Skywest's commitment for 100 Mitsubishi Regional Jets will likely be locked in as a firm contract in a week's time.
Lawyers from both sides are now ironing out the details, and the deal is "on track" to be sealed, Mitsubishi Aircraft's executive vice-president for sales, Masao Yamagami, tells Flightglobal.
Giving insight into what led to the agreement in principle for 100 MRJ90s, announced at the Farnborough air show last month, Yamagami says it was ultimately the Japanese jet's spacious cabin and low fuel burn that clinched the deal.
Talks between Mitsubishi and Skywest first started in January 2011 when the latter issued a request for proposal for new jets. Mitsubishi submitted its proposal in March and after much negotiation, a letter of intent was inked in November.
"Skywest told us that they loved the Embraer cabin, but its fuel burn is not attractive. The CRJ has good fuel burn but its cabin was not attractive. MRJ has both and they also appreciate our advanced technology," says Yamagami, adding that Skywest was also convinced that Mitsubishi would be capable of providing good maintenance and after-service support.
He was also quick to point out how crucial the endorsement from the largest US regional carrier is to the success of the MRJ programme. Skywest is the holding company for Skywest Airlines and ExpressJet Airlines, and a major operator of Bombardier and Embraer regional jets.
"The Skywest contract is very, very, very important to us. If they are happy with the MRJ, we can sell more planes. This is also a reason why Bombardier and Embraer now view MRJ as a competitor," says Yamagami.
Nonetheless, he would not comment about how competitive a price Mitsubishi had offered Skywest, or whether pricing had played a key role in obtaining the prized commitment.
The Japanese manufacturer's aim is to capture half of the 70-100 seater market over the next 10 years, taking over Bombardier and Embraer's dominance in the market.
"More than 1,500 units delivered in the world today are from Bombardier and Embraer. They developed the market. Now we have used new technology to make a better aircraft. We'll take over their position maybe in 10 years," says Yamagami.
"But they will not wait, they will improve their product and it's good competition," he acknowledged, adding that Mitsubishi is also keeping a keen watch on which powerplant Embraer will pick for its planned refreshed E-Jet.
He reveals that Mitsubishi is now studying the feasibility of setting up a second assembly line or factory to ramp up production rates to meet expected future demands.
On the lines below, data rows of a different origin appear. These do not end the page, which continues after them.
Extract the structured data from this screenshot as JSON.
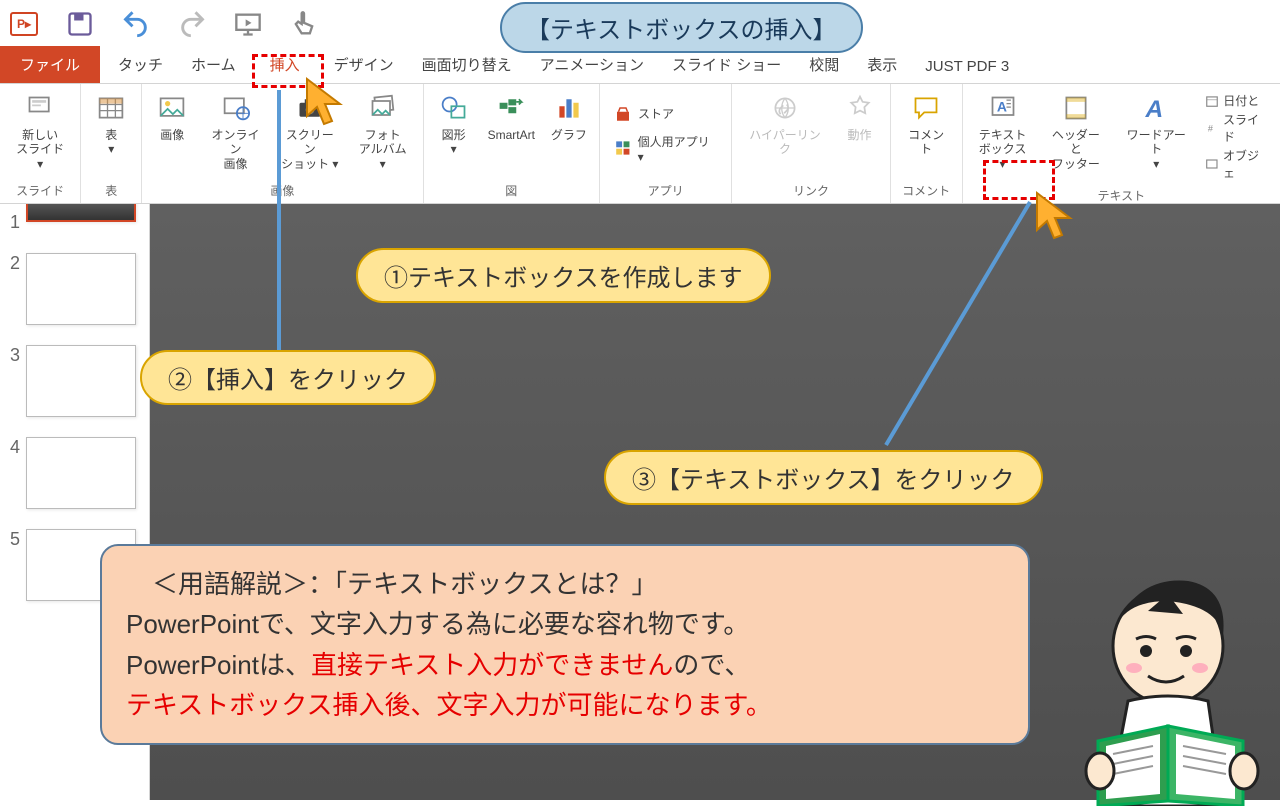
{
  "title_callout": "【テキストボックスの挿入】",
  "tabs": {
    "file": "ファイル",
    "touch": "タッチ",
    "home": "ホーム",
    "insert": "挿入",
    "design": "デザイン",
    "transition": "画面切り替え",
    "animation": "アニメーション",
    "slideshow": "スライド ショー",
    "review": "校閲",
    "view": "表示",
    "justpdf": "JUST PDF 3"
  },
  "ribbon": {
    "slide": {
      "new_slide": "新しい\nスライド ▾",
      "group": "スライド"
    },
    "table": {
      "table": "表\n▾",
      "group": "表"
    },
    "image": {
      "picture": "画像",
      "online": "オンライン\n画像",
      "screenshot": "スクリーン\nショット ▾",
      "album": "フォト\nアルバム ▾",
      "group": "画像"
    },
    "illust": {
      "shapes": "図形\n▾",
      "smartart": "SmartArt",
      "chart": "グラフ",
      "group": "図"
    },
    "app": {
      "store": "ストア",
      "myapps": "個人用アプリ ▾",
      "group": "アプリ"
    },
    "link": {
      "hyperlink": "ハイパーリンク",
      "action": "動作",
      "group": "リンク"
    },
    "comment": {
      "comment": "コメント",
      "group": "コメント"
    },
    "text": {
      "textbox": "テキスト\nボックス ▾",
      "headerfooter": "ヘッダーと\nフッター",
      "wordart": "ワードアート\n▾",
      "datetime": "日付と",
      "slidenum": "スライド",
      "object": "オブジェ",
      "group": "テキスト"
    }
  },
  "thumbs": [
    "1",
    "2",
    "3",
    "4",
    "5"
  ],
  "steps": {
    "s1": "①テキストボックスを作成します",
    "s2": "②【挿入】をクリック",
    "s3": "③【テキストボックス】をクリック"
  },
  "explain": {
    "l1a": "　＜用語解説＞：「テキストボックスとは？」",
    "l2a": "PowerPointで、文字入力する為に必要な容れ物です。",
    "l3a": "PowerPointは、",
    "l3b": "直接テキスト入力ができません",
    "l3c": "ので、",
    "l4a": "テキストボックス挿入後、文字入力が可能になります。"
  }
}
The facility may be located overseas, and the firm is considering the US as an option.
Should Mitsubishi reach its goal of gaining a 50% marketshare, it would need to produce 125 jets annually, equivalent to about 10 aircraft per month.
"This is not an easy production rate. We're reviewing the potential increment capacity to meet this market requirement. A big order would definitely push us in that direction," explains Yamagami.
If a second line proves necessary, it will only be set up after the aircraft receives type certification, which is scheduled for the third quarter of 2015.
Mitsubishi is in talks with several potential Asian customers. In the US, it is also awaiting the outcome of scope clause changes, and any impact on regional operations as American Airlines emerges from bankruptcy later this year.
Delays have pushed the MRJ's first flight to the fourth quarter of 2013 and postponed its entry into service to the third quarter of 2015. When the Skywest deal is finalised, it will take Mitsubishi's backlog to 170 firm orders with 60 options.